Figure 1-1 shows the design of a Switched Mode Power Supply.

The design contains a hierarchical block pwmcon with a pulse width modulator circuitry controlled by feedback from 18V output. A ferrimeter transformer, designed using Magnetic Parts Editor, is used in the design. A high voltage is switched through the primary winding of the transformer. The secondary winding of the transformer is connected to a rectifier and a filter.

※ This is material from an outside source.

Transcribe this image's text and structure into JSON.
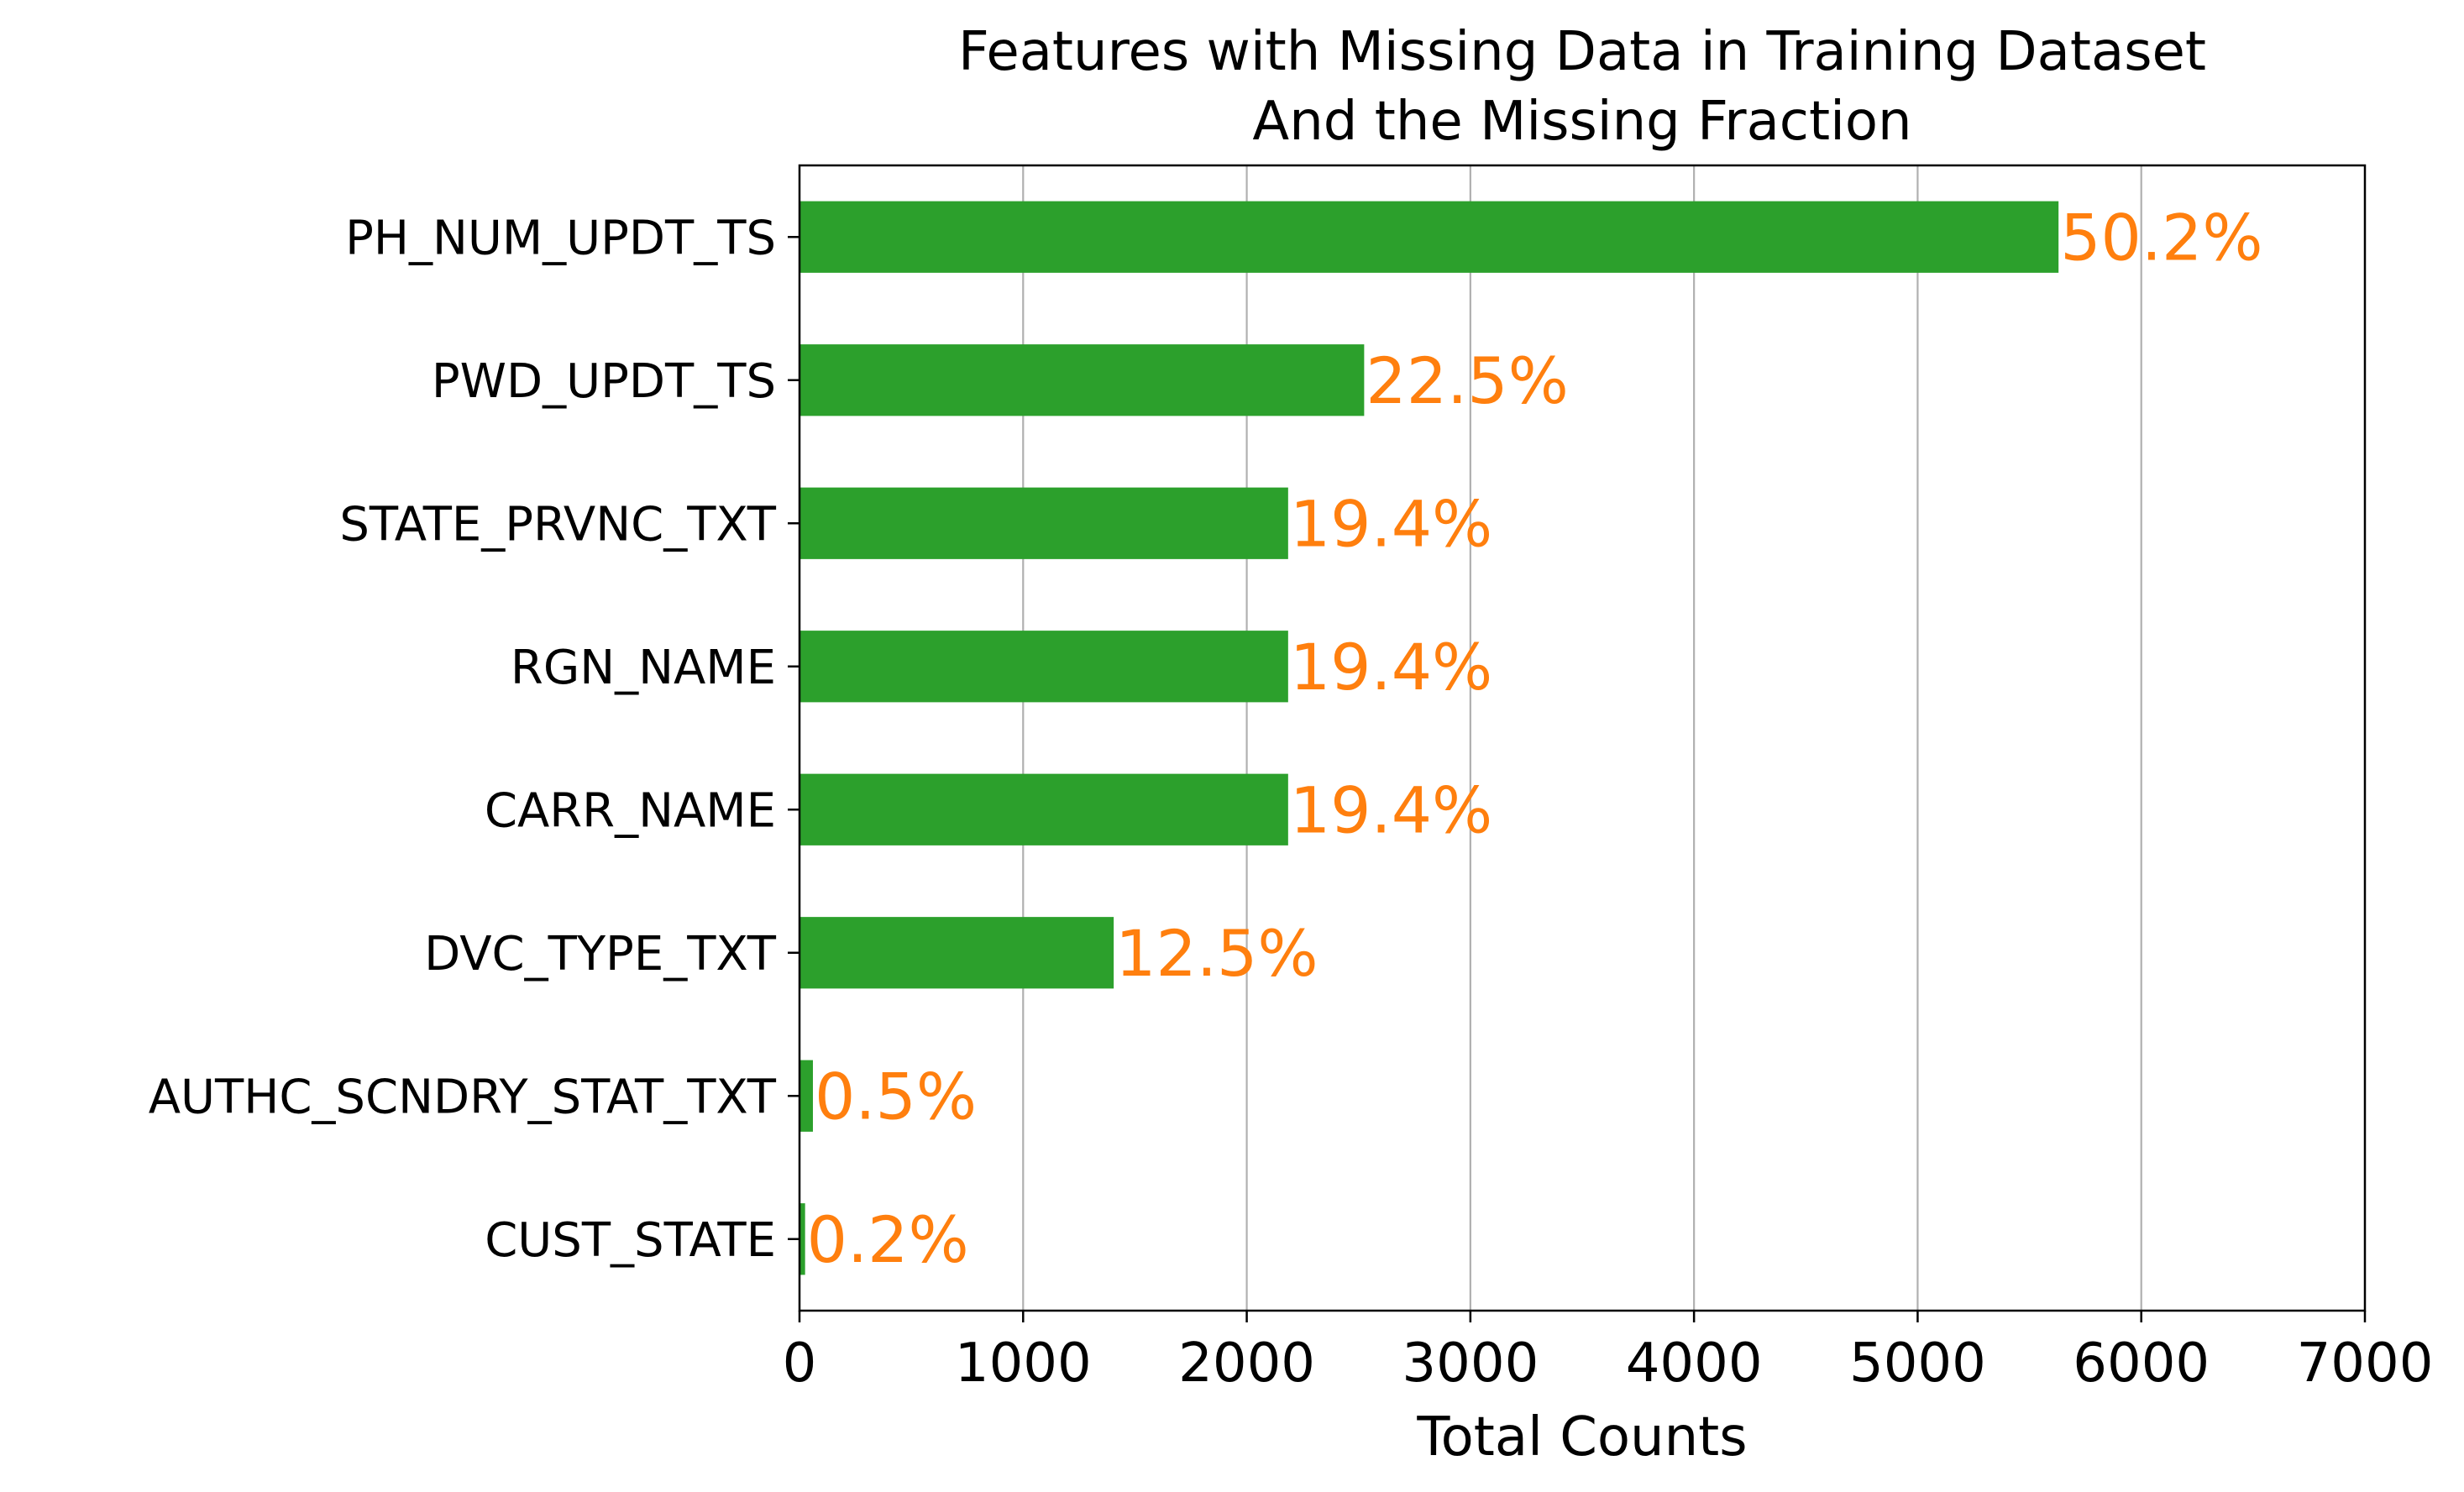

In this tutorial, you will perform the following tasks: 1. Prepare a design for simulation in Design Entry HDL 2. Create parts and associate with models using various tools, such as Model Editor and Magnetic Parts Designer. 3. Specifying simulation settings 4. Run simulation and examine early violations 5. View simulation results 6. Run smoke analysis and edit models 7. Create Measurements and set tolerances 8. Run advanced analysis, such as sensitivity, optimizer, parametric plotter analysis on long run profile, and Monte Carlo analysis

1.1 Preparing the design for simulation in Design Entry HDL Open the design using Design Entry HDL. You will observe the different elements of this design and add parts to the design.

1. Right-click pwmcon and choose Descend or click the Descend button on the toolbar to descend into the part. Observe the verilog_decs parameter as shown in Figure 1-2. This parameter can be passed into the schematic.

2. Right-click on the design and choose Ascend or click the Ascend button on the toolbar to return to the top schematic. Observe the PERIOD parameter on pwmcon, as shown in Figure 1-3.

3. Observe the default parameters, as shown in Figure 1-4. Tolerance parameters define the positive and negative deviation from a component’s nominal value. In order to include a circuit component in a Sensitivity or Monte Carlo analysis, the component must have tolerances for the parameters specified. Smoke parameters are maximum operating conditions for the component. To perform a Smoke analysis on a component, define the smoke parameters for that component. 4. Observe the global parameter, as shown in Figure 1-5. You can use a global parameter to represent a value in any level of a hierarchical design...

5. Enter the command find BEHAV_GEN in the console and then enter next. Observe the BEHAV_GEN part from the function library that is highlighted, as shown in Figure 1-6.

6. Click the Display Attributes button on the toolbar and click on the BEHAV_GEN part to display the Attributes dialog box. Observe the error condition specified as V(OUT)>21 to ensure that V(OUT) the simulation of the design stops if V(OUT) exceeds 21. Also, observe error message specified. Note: You can specify warning conditions by specifying a value for the WARN_COND attribute. In case of warning conditions simulation continues after displaying the specified warning message. 7. Add the part irf840 from the pwrmos library. To do so: a. Choose Component – Add to open the Component Browser. b. Under Browse Libraries, from the Library list select pwrmos and then select irf840 from the Cells list. c. Click the row for the PART NAME IRF840 in the lower pane (Set PPT oprions and make properties (shown below) as Annotatable)

d. Click Add and place the part in the location as shown in Figure 1-7. e. Right-click IRF840 and choose Attributes. f. Select the value IRF840 for ALT_IMPLEMENTATION.

1.2 Create parts and associate with models Design a transformer and add it to the schematic. Launch Magnetic Parts Editor and perform the following steps: 1. Select a component 2. Provide general information 3. Provide electrical information 4. Select a core 5. Select bobbin and winding wire 6. View Results and save the file.